While I know that a small minority of my readers has any direct connection to the Biden administration’s plan to forgive some portion of the Student loans out there, I think we all need to take a deeper dive into the why along with the how.
The idea that forgiving some debt, any debt, will help in lowering demand and reduce inflation is by far the most ludicrous explanation I have ever heard, for pretty much anything. This is something that the Democrats have been floating around and it really needs to stop.
How does reducing ones debt reduce demand? It make zero sense. If you reduce debt, you increase a person’s ability to spend. Period. Maybe in the throes of a deep recession or depression, this might be an effective tool to spur demand and make peoples lives a little easier but during a high inflation period, giving people more money to spend just fuels demand and spurs inflation. Democrats really need to go back to school and take Econ 101 and maybe it would help them understand the economy and business in general.
The President knows that his administration is failing and the Democratic Party is failing and without some sort of economic incentive to one the bases, they will get trashed in the November Midterms. Forgiving $10,000 of all Federal Student Loans will go a long way to help bringing that shaky core back into their camp for sure but using some dubious economic explanation will only rile up and already disappointed segment of their core, Middle America.
The party knows this and they are threading a very fine line by trying to push something like this through Congress. As it stands now, it won’t pass, and it shouldn’t.
This may be very old school but I was taught that if you borrow money, you pay it back. They didn’t give you the money, you borrowed it. Hence, you pay it back. With interest, so the lender can make money for the risk he is taking lending it. That, again, is Econ 101. Why does anyone think it is right to forgive loans? If a person is suffering hardship, you work with them until they are not suffering hardship. If that hardship becomes too great, you file for bankruptcy and work out a solution of some sort.
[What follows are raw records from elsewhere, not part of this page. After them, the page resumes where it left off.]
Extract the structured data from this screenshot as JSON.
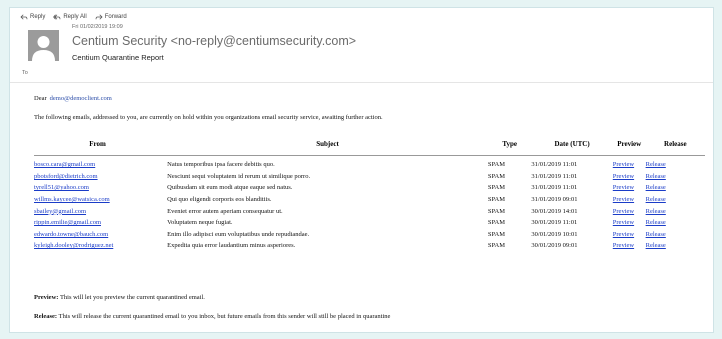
{
  "toolbar": {
    "reply": "Reply",
    "reply_all": "Reply All",
    "forward": "Forward"
  },
  "header": {
    "date": "Fri 01/02/2019 19:09",
    "sender": "Centium Security <no-reply@centiumsecurity.com>",
    "subject": "Centium Quarantine Report",
    "to_label": "To"
  },
  "body": {
    "greeting": "Dear",
    "recipient": "demo@democlient.com",
    "intro": "The following emails, addressed to you, are currently on hold within you organizations email security service, awaiting further action."
  },
  "table": {
    "headers": {
      "from": "From",
      "subject": "Subject",
      "type": "Type",
      "date": "Date (UTC)",
      "preview": "Preview",
      "release": "Release"
    },
    "rows": [
      {
        "from": "bosco.cara@gmail.com",
        "subject": "Natus temporibus ipsa facere debitis quo.",
        "type": "SPAM",
        "date": "31/01/2019 11:01",
        "preview": "Preview",
        "release": "Release"
      },
      {
        "from": "pbotsford@dietrich.com",
        "subject": "Nesciunt sequi voluptatem id rerum ut similique porro.",
        "type": "SPAM",
        "date": "31/01/2019 11:01",
        "preview": "Preview",
        "release": "Release"
      },
      {
        "from": "tyrell51@yahoo.com",
        "subject": "Quibusdam sit eum modi atque eaque sed natus.",
        "type": "SPAM",
        "date": "31/01/2019 11:01",
        "preview": "Preview",
        "release": "Release"
      },
      {
        "from": "willms.kaycee@watsica.com",
        "subject": "Qui quo eligendi corporis eos blanditiis.",
        "type": "SPAM",
        "date": "31/01/2019 09:01",
        "preview": "Preview",
        "release": "Release"
      },
      {
        "from": "sbailey@gmail.com",
        "subject": "Eveniet error autem aperiam consequatur ut.",
        "type": "SPAM",
        "date": "30/01/2019 14:01",
        "preview": "Preview",
        "release": "Release"
      },
      {
        "from": "rippin.emilie@gmail.com",
        "subject": "Voluptatem neque fugiat.",
        "type": "SPAM",
        "date": "30/01/2019 11:01",
        "preview": "Preview",
        "release": "Release"
      },
      {
        "from": "edwardo.towne@bauch.com",
        "subject": "Enim illo adipisci eum voluptatibus unde repudiandae.",
        "type": "SPAM",
        "date": "30/01/2019 10:01",
        "preview": "Preview",
        "release": "Release"
      },
      {
        "from": "kyleigh.dooley@rodriguez.net",
        "subject": "Expedita quia error laudantium minus asperiores.",
        "type": "SPAM",
        "date": "30/01/2019 09:01",
        "preview": "Preview",
        "release": "Release"
      }
    ]
  },
  "footer": {
    "preview_label": "Preview:",
    "preview_text": "This will let you preview the current quarantined email.",
    "release_label": "Release:",
    "release_text": "This will release the current quarantined email to you inbox, but future emails from this sender will still be placed in quarantine"
  },
  "colors": {
    "page_bg": "#e6f4f4",
    "link": "#1a3cc8",
    "avatar": "#9b9b9b"
  },
  "icons": [
    "reply-icon",
    "reply-all-icon",
    "forward-icon",
    "avatar-person-icon"
  ]
}
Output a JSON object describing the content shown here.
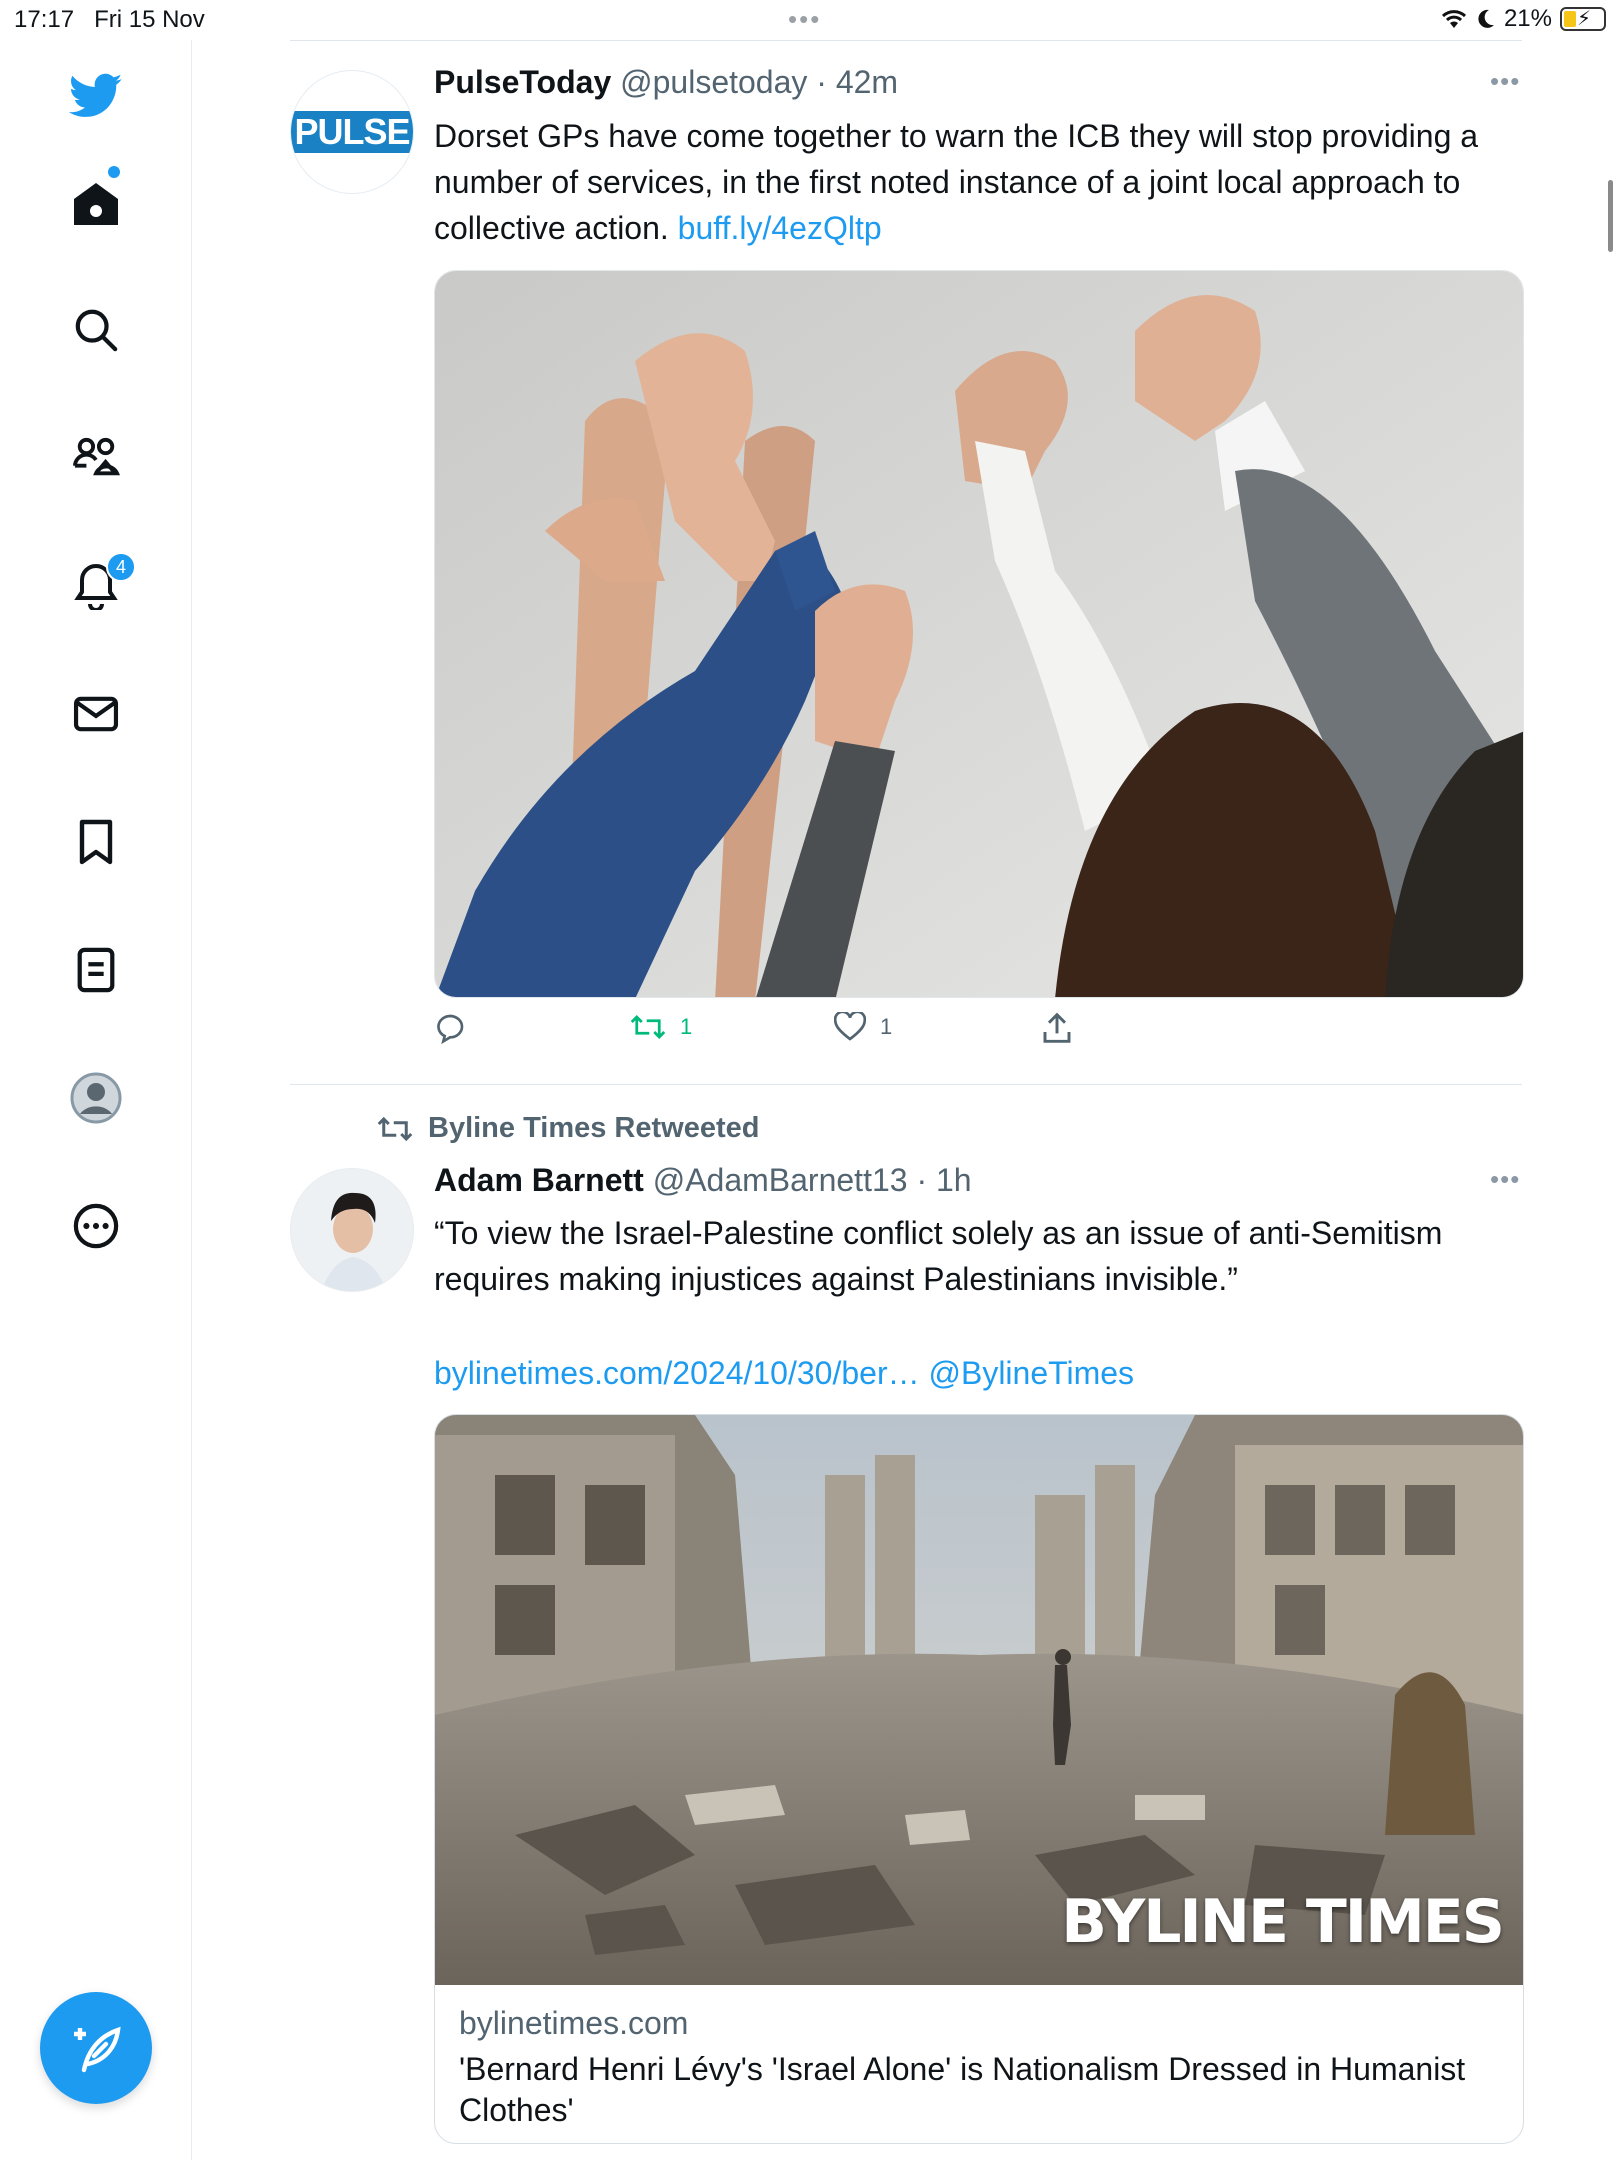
{
  "status_bar": {
    "time": "17:17",
    "date": "Fri 15 Nov",
    "battery": "21%",
    "dots": "•••"
  },
  "sidebar": {
    "items": [
      {
        "icon": "twitter-bird-icon"
      },
      {
        "icon": "home-icon"
      },
      {
        "icon": "search-icon"
      },
      {
        "icon": "communities-icon"
      },
      {
        "icon": "notifications-icon",
        "badge": "4"
      },
      {
        "icon": "messages-icon"
      },
      {
        "icon": "bookmarks-icon"
      },
      {
        "icon": "lists-icon"
      },
      {
        "icon": "profile-icon"
      },
      {
        "icon": "more-icon"
      }
    ],
    "compose_icon": "compose-feather-icon",
    "accent": "#1d9bf0"
  },
  "tweets": [
    {
      "name": "PulseToday",
      "handle": "@pulsetoday",
      "time": "42m",
      "avatar_text": "PULSE",
      "text": "Dorset GPs have come together to warn the ICB they will stop providing a number of services, in the first noted instance of a joint local approach to collective action.",
      "link": "buff.ly/4ezQltp",
      "image_alt": "Raised fists photo",
      "actions": {
        "reply": "",
        "retweet": "1",
        "like": "1",
        "share": ""
      },
      "more": "•••"
    },
    {
      "retweeted_by": "Byline Times Retweeted",
      "name": "Adam Barnett",
      "handle": "@AdamBarnett13",
      "time": "1h",
      "text": "“To view the Israel-Palestine conflict solely as an issue of anti-Semitism requires making injustices against Palestinians invisible.”",
      "link": "bylinetimes.com/2024/10/30/ber…",
      "mention": "@BylineTimes",
      "more": "•••",
      "card": {
        "watermark": "BYLINE TIMES",
        "domain": "bylinetimes.com",
        "title": "'Bernard Henri Lévy's 'Israel Alone' is Nationalism Dressed in Humanist Clothes'"
      }
    }
  ]
}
The pandemic has upended everyone and everything and I totally understood when President Trump used an executive order regarding student loan forbearance and I also understood when President Biden extended it the first time but let’s be realistic here. The economy has recovered faster than anyone expected and people were back to work. The unemployment rate has dropped consistently for the last 18 months and yet there seems to be a need for consistently. Why?
There are two things to think about here. 1. Those that received that gift from Presidents Trump and Biden have put that student loan money to good use as they have changed their spending habits. Earning similar wages (or inflation adjusted wages) these borrowers didn’t feel the need to put aside money for their loans, they spent it and now they are crying? 2. This great resignation that the media has endlessly talked about has altered the economy in ways seen and unseen and this is the unseen. These borrowers decided that they were better than the jobs they held and decided to leave. With part of their debt put on indefinite hold, it was easier to walk away from that unfulfilling job and search out new adventures.
Maybe I am old fashioned but you sign a loan agreement and you honor it. Times are extremely tough, the government will sometimes come in to help but it is not the governments job to support anyone. By forgiving debt, you are taking money from the people and essentially giving it away. Another thing you are doing is solidifying a vote.
When the government is open to giving you something, for nothing, your tendency is to keep that government in place. That may not be Econ 101 but it is painfully obvious what it is. There are a multitude of options for President Biden if legislation fails. The most obvious is extending the moratorium until November 8th of this year. Right after the Mid Terms.